Theresa Hak Kyung Cha
Theresa Hak Kyung Cha died in 1982 at age thirty-one, but “The Dream of the Audience,” curated by Constance M. Lewallen and originating at the Berkeley Art Museum and Pacific Film Archive (where Cha’s own is housed), was the first major retrospective of her work. Cha’s reputation has battened in the interim on her posthumously published experimental novel Dictée (1982), a fringe classic for students of women’s studies, book arts, and poetry. For loyalists, access to the exhibition’s works on paper, performances, sound pieces, and films came as a blessing long overdue.
The show didn’t look that terrific at its stop in New York. The single-channel videos and Super-8 and 16 mm films appeared dingy and grainy when transferred to DVD, and both they and the sound elements had been awkwardly installed so that their strategically attenuated pacing felt more grueling than seductive. The artist’s books and prints were presented mostly in vitrines—unavoidably, perhaps, but not optimally, since both Cha’s puns and her emphasis on evocative silences depend in part on the diachronic/synchronic interchange of turning pages, and the gaps in which the reader’s/viewer’s mind wanders or interjects. Still, Cha’s wit and subtlety will make its mark on anyone who gives her work time to filter in, and “The Dream of the Audience” was an important show, effectively reinserting into contemporary awareness the work of an artist who refused distinctions between image and language, who combined an idiosyncratic lyricism and a fascination with structuralist principles.

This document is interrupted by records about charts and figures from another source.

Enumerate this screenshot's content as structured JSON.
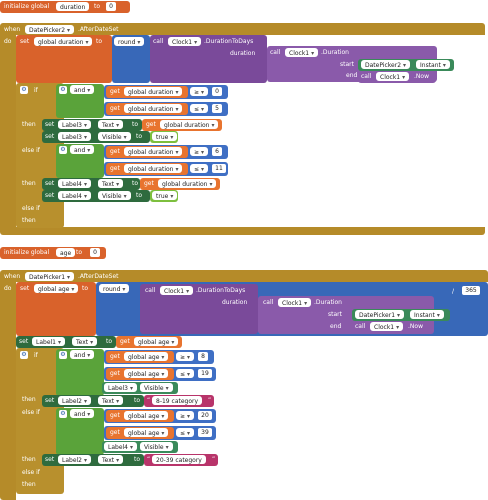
{
  "group1": {
    "init": {
      "label": "initialize global",
      "var": "duration",
      "to": "to",
      "value": "0"
    },
    "event": {
      "when": "when",
      "component": "DatePicker2",
      "event": ".AfterDateSet",
      "do": "do"
    },
    "set_dur": {
      "set": "set",
      "var": "global duration",
      "to": "to",
      "round": "round"
    },
    "clock": {
      "call": "call",
      "comp": "Clock1",
      "method": ".DurationToDays",
      "duration": "duration",
      "call2": "call",
      "comp2": "Clock1",
      "method2": ".Duration",
      "start": "start",
      "dp": "DatePicker2",
      "instant": "Instant",
      "end": "end",
      "call3": "call",
      "comp3": "Clock1",
      "now": ".Now"
    },
    "if": {
      "if": "if",
      "and": "and",
      "get": "get",
      "var": "global duration",
      "op1": "≥",
      "v1": "0",
      "op2": "≤",
      "v2": "5"
    },
    "then1": {
      "then": "then",
      "set": "set",
      "label": "Label3",
      "prop": "Text",
      "to": "to",
      "get": "get",
      "var": "global duration",
      "label2": "Label3",
      "prop2": "Visible",
      "val": "true"
    },
    "elif": {
      "label": "else if",
      "and": "and",
      "get": "get",
      "var": "global duration",
      "op1": "≥",
      "v1": "6",
      "op2": "≤",
      "v2": "11"
    },
    "then2": {
      "then": "then",
      "set": "set",
      "label": "Label4",
      "prop": "Text",
      "to": "to",
      "get": "get",
      "var": "global duration",
      "label2": "Label4",
      "prop2": "Visible",
      "val": "true"
    },
    "elif2": "else if",
    "then3": "then"
  },
  "group2": {
    "init": {
      "label": "initialize global",
      "var": "age",
      "to": "to",
      "value": "0"
    },
    "event": {
      "when": "when",
      "component": "DatePicker1",
      "event": ".AfterDateSet",
      "do": "do"
    },
    "set_age": {
      "set": "set",
      "var": "global age",
      "to": "to",
      "round": "round",
      "div": "/",
      "divisor": "365"
    },
    "clock": {
      "call": "call",
      "comp": "Clock1",
      "method": ".DurationToDays",
      "duration": "duration",
      "call2": "call",
      "comp2": "Clock1",
      "method2": ".Duration",
      "start": "start",
      "dp": "DatePicker1",
      "instant": "Instant",
      "end": "end",
      "call3": "call",
      "comp3": "Clock1",
      "now": ".Now"
    },
    "set_label1": {
      "set": "set",
      "label": "Label1",
      "prop": "Text",
      "to": "to",
      "get": "get",
      "var": "global age"
    },
    "if": {
      "if": "if",
      "and": "and",
      "get": "get",
      "var": "global age",
      "op1": "≥",
      "v1": "8",
      "op2": "≤",
      "v2": "19",
      "label": "Label3",
      "prop": "Visible"
    },
    "then1": {
      "then": "then",
      "set": "set",
      "label": "Label2",
      "prop": "Text",
      "to": "to",
      "str": "8-19 category"
    },
    "elif": {
      "label": "else if",
      "and": "and",
      "get": "get",
      "var": "global age",
      "op1": "≥",
      "v1": "20",
      "op2": "≤",
      "v2": "39",
      "label2": "Label4",
      "prop2": "Visible"
    },
    "then2": {
      "then": "then",
      "set": "set",
      "label": "Label2",
      "prop": "Text",
      "to": "to",
      "str": "20-39 category"
    },
    "elif2": "else if",
    "then3": "then"
  }
}
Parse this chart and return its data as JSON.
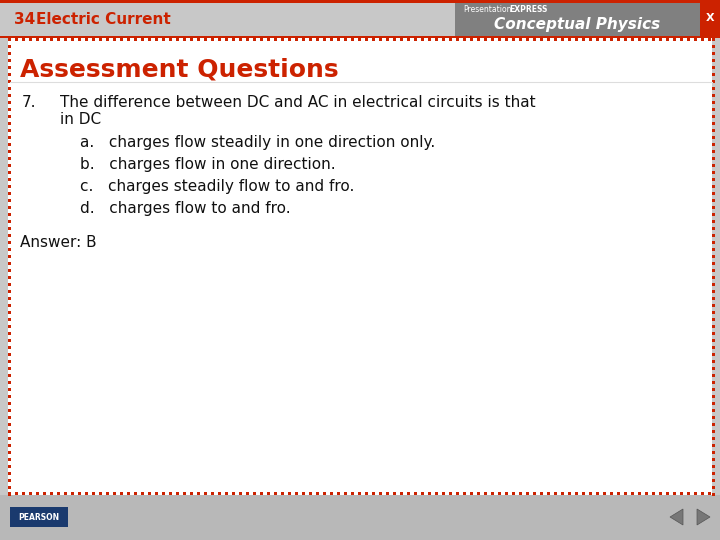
{
  "header_bg": "#c8c8c8",
  "header_num": "34",
  "header_title": "Electric Current",
  "header_num_color": "#cc2200",
  "header_title_color": "#cc2200",
  "red_bar_color": "#cc2200",
  "logo_bg": "#808080",
  "logo_text_presentation": "Presentation",
  "logo_text_express": "EXPRESS",
  "logo_subtext": "Conceptual Physics",
  "xbutton_color": "#cc2200",
  "main_bg": "#ffffff",
  "dot_color": "#cc2200",
  "section_title": "Assessment Questions",
  "section_title_color": "#cc2200",
  "question_num": "7.",
  "question_line1": "The difference between DC and AC in electrical circuits is that",
  "question_line2": "in DC",
  "choice_a": "a.   charges flow steadily in one direction only.",
  "choice_b": "b.   charges flow in one direction.",
  "choice_c": "c.   charges steadily flow to and fro.",
  "choice_d": "d.   charges flow to and fro.",
  "answer": "Answer: B",
  "footer_bg": "#b8b8b8",
  "pearson_bg": "#1a3a6e",
  "text_color": "#111111"
}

Cha’s brand of Conceptualism is philosophically and formally rigorous but also playful, wistful, allusive, and profoundly female (which means what? More on this later). From Korea she emigrated to San Francisco with her family at age thirteen, earned degrees in studio art and comparative literature from UC Berkeley, and worked at the Pacific Film Archive in that city and the Centre d’Etudes Américain du Cinéma in Paris. She spoke Korean, English, and French fluently. Her work returns continually to the experience of language as cause and cure for exile—exile from the interlocking systems of nationality, religion, family, and syntax and therefore from the self. Well before such interests furnished buzzwords for the American academic press, Cha’s work incorporated postcolonial discourse, French semiotic theory, and the spiraling preoccupations with polyvocal speech, vexatious history, cultural displacement, and reinvented autobiography that were later flattened into the monolith labeled identity politics.
Wordplay is, in a sense, Cha’s primary material. She turns a French word like amer (“bitter”) into a caption for the Stars and Stripes, off-rhymes “abandon” with “redemption” and “passages” with “paysage” (“landscape”). In ironic commemoration of an instance in which she was hailed as “Yoko” on the street, Cha wrote a pair of Beatles-esque songs, shredded their lyrics, and placed the shreds in a pair of tiny ceramic bowls. Titled Surplus Novel, 1980, the piece evokes a cultural text (“Yoko”) that is both new and narrative (“there’s a young Asian woman who’s an avant-garde performance artist”) and yet, when applied to Cha, superfluous. The bowls mock the idea of overabundance, and the song’s torn whole cannot be read or sung. Similar layerings occur in the films, in which lap dissolves repeatedly interpenetrate one image into another, and in the spoken-word recordings, where hesitancies and loopings multiply the single voice.
“‘She’ is indefinitely other in herself,” Luce Irigaray wrote in This Sex Which Is Not One (1977); in Dictée Cha replies, “Mother, my first sound. The first utter. The first concept.” This sense of simultaneous absence and proximity is imagined throughout her work as an implicitly feminine erotic topography. The body is paramount yet is knowable only through the medium of language, which splits subject and object and makes them long for one another. Grammar, for Cha, is insubstantially yet ineluctably coded as a way of expressing the layers of female subjectivity, a full blankness in which articulation is threatened or strangled, yet constitutive. The importance of her art now lies in this imbrication of Conceptualism with a feminism that blurs tidy distinctions between representation, cognition, and corporeality.